Chapter 7 Supervised Methods

Supervised learning methods use this pre-labelled data to recognise patterns. Think of it like a student learning from examples with answers provided by a teacher. Labelled data, also known as the training set, consists of a collection of texts, each of which has a known category or value assigned to it. Examples include movie reviews labelled as ‘positive’ or ‘negative’, news articles categorised by topic (e.g. ‘sports’, ‘politics’, ‘finance’), and survey responses assigned a satisfaction score. A supervised learning algorithm examines the features of these labelled texts — typically, which words appear and how often — and tries to determine the relationship between the words and the labels.
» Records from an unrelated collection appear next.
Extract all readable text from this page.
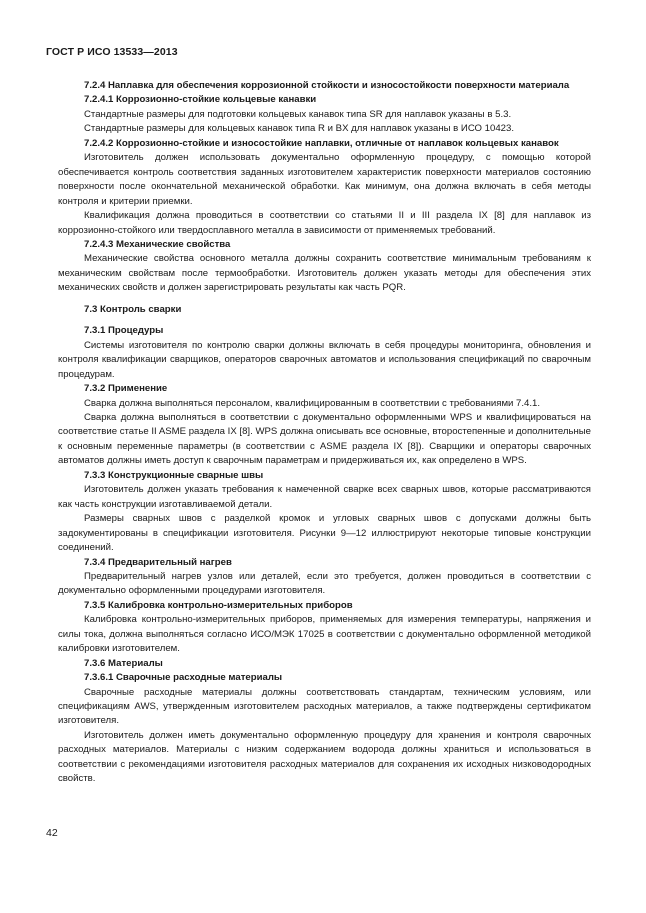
ГОСТ Р ИСО 13533—2013

7.2.4 Наплавка для обеспечения коррозионной стойкости и износостойкости поверхности материала

7.2.4.1 Коррозионно-стойкие кольцевые канавки

Стандартные размеры для подготовки кольцевых канавок типа SR для наплавок указаны в 5.3.

Стандартные размеры для кольцевых канавок типа R и BX для наплавок указаны в ИСО 10423.

7.2.4.2 Коррозионно-стойкие и износостойкие наплавки, отличные от наплавок кольцевых канавок

Изготовитель должен использовать документально оформленную процедуру, с помощью которой обеспечивается контроль соответствия заданных изготовителем характеристик поверхности материалов состоянию поверхности после окончательной механической обработки. Как минимум, она должна включать в себя методы контроля и критерии приемки.

Квалификация должна проводиться в соответствии со статьями II и III раздела IX [8] для наплавок из коррозионно-стойкого или твердосплавного металла в зависимости от применяемых требований.

7.2.4.3 Механические свойства

Механические свойства основного металла должны сохранить соответствие минимальным требованиям к механическим свойствам после термообработки. Изготовитель должен указать методы для обеспечения этих механических свойств и должен зарегистрировать результаты как часть PQR.

7.3 Контроль сварки

7.3.1 Процедуры

Системы изготовителя по контролю сварки должны включать в себя процедуры мониторинга, обновления и контроля квалификации сварщиков, операторов сварочных автоматов и использования спецификаций по сварочным процедурам.

7.3.2 Применение

Сварка должна выполняться персоналом, квалифицированным в соответствии с требованиями 7.4.1.

Сварка должна выполняться в соответствии с документально оформленными WPS и квалифицироваться на соответствие статье II ASME раздела IX [8]. WPS должна описывать все основные, второстепенные и дополнительные к основным переменные параметры (в соответствии с ASME раздела IX [8]). Сварщики и операторы сварочных автоматов должны иметь доступ к сварочным параметрам и придерживаться их, как определено в WPS.

7.3.3 Конструкционные сварные швы

Изготовитель должен указать требования к намеченной сварке всех сварных швов, которые рассматриваются как часть конструкции изготавливаемой детали.

Размеры сварных швов с разделкой кромок и угловых сварных швов с допусками должны быть задокументированы в спецификации изготовителя. Рисунки 9—12 иллюстрируют некоторые типовые конструкции соединений.

7.3.4 Предварительный нагрев

Предварительный нагрев узлов или деталей, если это требуется, должен проводиться в соответствии с документально оформленными процедурами изготовителя.

7.3.5 Калибровка контрольно-измерительных приборов

Калибровка контрольно-измерительных приборов, применяемых для измерения температуры, напряжения и силы тока, должна выполняться согласно ИСО/МЭК 17025 в соответствии с документально оформленной методикой калибровки изготовителем.

7.3.6 Материалы

7.3.6.1 Сварочные расходные материалы

Сварочные расходные материалы должны соответствовать стандартам, техническим условиям, или спецификациям AWS, утвержденным изготовителем расходных материалов, а также подтверждены сертификатом изготовителя.

Изготовитель должен иметь документально оформленную процедуру для хранения и контроля сварочных расходных материалов. Материалы с низким содержанием водорода должны храниться и использоваться в соответствии с рекомендациями изготовителя расходных материалов для сохранения их исходных низководородных свойств.

42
For instance, it may recognise that reviews containing words such as ‘amazing’, ‘love’ and ‘excellent’ are often categorised as ‘positive’. Once the algorithm has learned these patterns from the training set, it can predict the labels of new, unlabelled texts — usually called the test set.
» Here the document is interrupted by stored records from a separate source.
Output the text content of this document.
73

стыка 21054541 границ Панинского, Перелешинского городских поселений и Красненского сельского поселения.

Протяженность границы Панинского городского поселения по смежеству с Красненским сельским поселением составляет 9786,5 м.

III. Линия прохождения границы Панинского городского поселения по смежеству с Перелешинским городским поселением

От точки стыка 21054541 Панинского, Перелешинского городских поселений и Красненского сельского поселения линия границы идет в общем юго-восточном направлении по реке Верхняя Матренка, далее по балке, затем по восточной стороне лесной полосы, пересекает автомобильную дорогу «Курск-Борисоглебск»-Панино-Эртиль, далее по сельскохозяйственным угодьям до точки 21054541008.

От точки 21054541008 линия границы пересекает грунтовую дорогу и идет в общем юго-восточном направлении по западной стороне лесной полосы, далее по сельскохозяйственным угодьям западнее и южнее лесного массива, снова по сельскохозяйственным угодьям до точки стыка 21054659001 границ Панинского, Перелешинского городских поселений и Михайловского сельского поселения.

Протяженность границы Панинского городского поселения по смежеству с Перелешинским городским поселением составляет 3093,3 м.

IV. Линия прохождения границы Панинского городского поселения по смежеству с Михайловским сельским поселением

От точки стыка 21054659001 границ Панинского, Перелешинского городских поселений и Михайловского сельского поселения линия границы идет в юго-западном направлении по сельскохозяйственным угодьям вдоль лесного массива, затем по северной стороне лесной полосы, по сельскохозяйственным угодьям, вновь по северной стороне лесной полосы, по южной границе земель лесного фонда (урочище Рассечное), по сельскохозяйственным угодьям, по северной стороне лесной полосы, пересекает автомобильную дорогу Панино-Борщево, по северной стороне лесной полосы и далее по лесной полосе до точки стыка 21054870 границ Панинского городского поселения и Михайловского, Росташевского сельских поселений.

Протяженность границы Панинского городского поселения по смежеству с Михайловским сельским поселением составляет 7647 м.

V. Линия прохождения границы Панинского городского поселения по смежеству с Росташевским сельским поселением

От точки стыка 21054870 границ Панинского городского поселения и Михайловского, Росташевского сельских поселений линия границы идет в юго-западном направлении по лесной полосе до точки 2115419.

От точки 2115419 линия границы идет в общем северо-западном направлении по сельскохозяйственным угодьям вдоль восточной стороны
Supervised methods are effective when manual labelling of a subset of data is feasible, but automatic classification of larger volumes of text is required. Supervised methods differ from dictionary methods, which rely on fixed lists of words, and unsupervised methods, such as topic modelling or clustering, which discover patterns without needing pre-assigned labels.
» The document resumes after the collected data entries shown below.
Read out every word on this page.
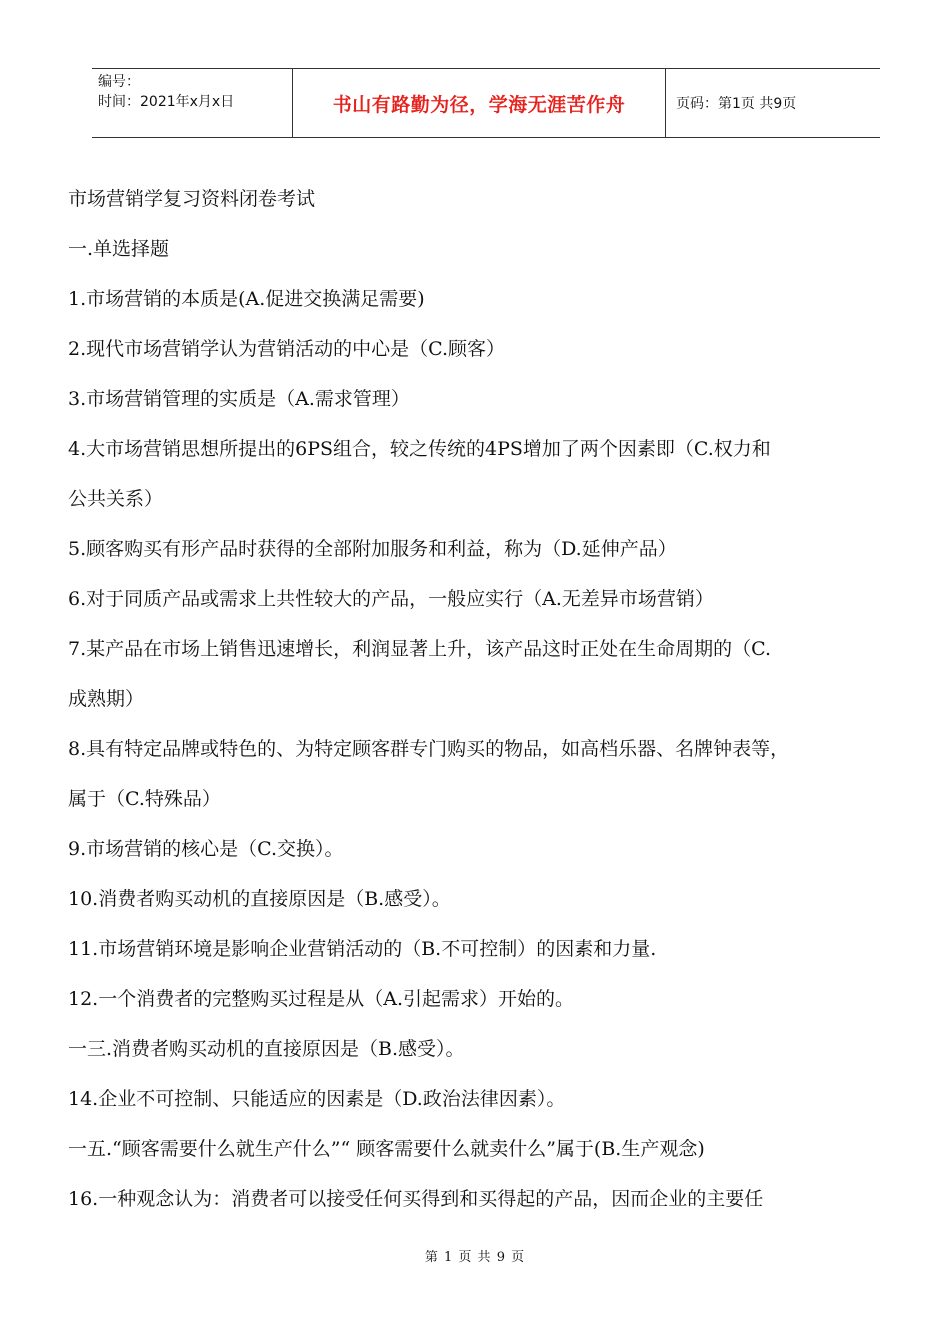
编号：
时间：2021年x月x日	书山有路勤为径，学海无涯苦作舟	页码：第1页 共9页

市场营销学复习资料闭卷考试

一.单选择题

1.市场营销的本质是(A.促进交换满足需要)

2.现代市场营销学认为营销活动的中心是（C.顾客）

3.市场营销管理的实质是（A.需求管理）

4.大市场营销思想所提出的6PS组合，较之传统的4PS增加了两个因素即（C.权力和

公共关系）

5.顾客购买有形产品时获得的全部附加服务和利益，称为（D.延伸产品）

6.对于同质产品或需求上共性较大的产品，一般应实行（A.无差异市场营销）

7.某产品在市场上销售迅速增长，利润显著上升，该产品这时正处在生命周期的（C.

成熟期）

8.具有特定品牌或特色的、为特定顾客群专门购买的物品，如高档乐器、名牌钟表等，

属于（C.特殊品）

9.市场营销的核心是（C.交换）。

10.消费者购买动机的直接原因是（B.感受）。

11.市场营销环境是影响企业营销活动的（B.不可控制）的因素和力量.

12.一个消费者的完整购买过程是从（A.引起需求）开始的。

一三.消费者购买动机的直接原因是（B.感受）。

14.企业不可控制、只能适应的因素是（D.政治法律因素）。

一五.“顾客需要什么就生产什么”“ 顾客需要什么就卖什么”属于(B.生产观念)

16.一种观念认为：消费者可以接受任何买得到和买得起的产品，因而企业的主要任

第 1 页 共 9 页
Several algorithms for supervised text classification are available within the R ecosystem, particularly those integrated with quanteda. We will cover two widely used, relatively simple yet effective algorithms: Support Vector Machines (SVM) and Naive Bayes (NB). SVM is a powerful discriminative classifier that identifies an optimal boundary, or hyperplane, to distinguish between different categories in a high-dimensional feature space. Naive Bayes is a probabilistic classifier based on Bayes’ theorem, which simplifies the assumption that features are independent of each other.

We will also explore methods for visualising model performance and implementing cross-validation using the caret package, which provides a unified interface for many machine-learning algorithms and validation techniques.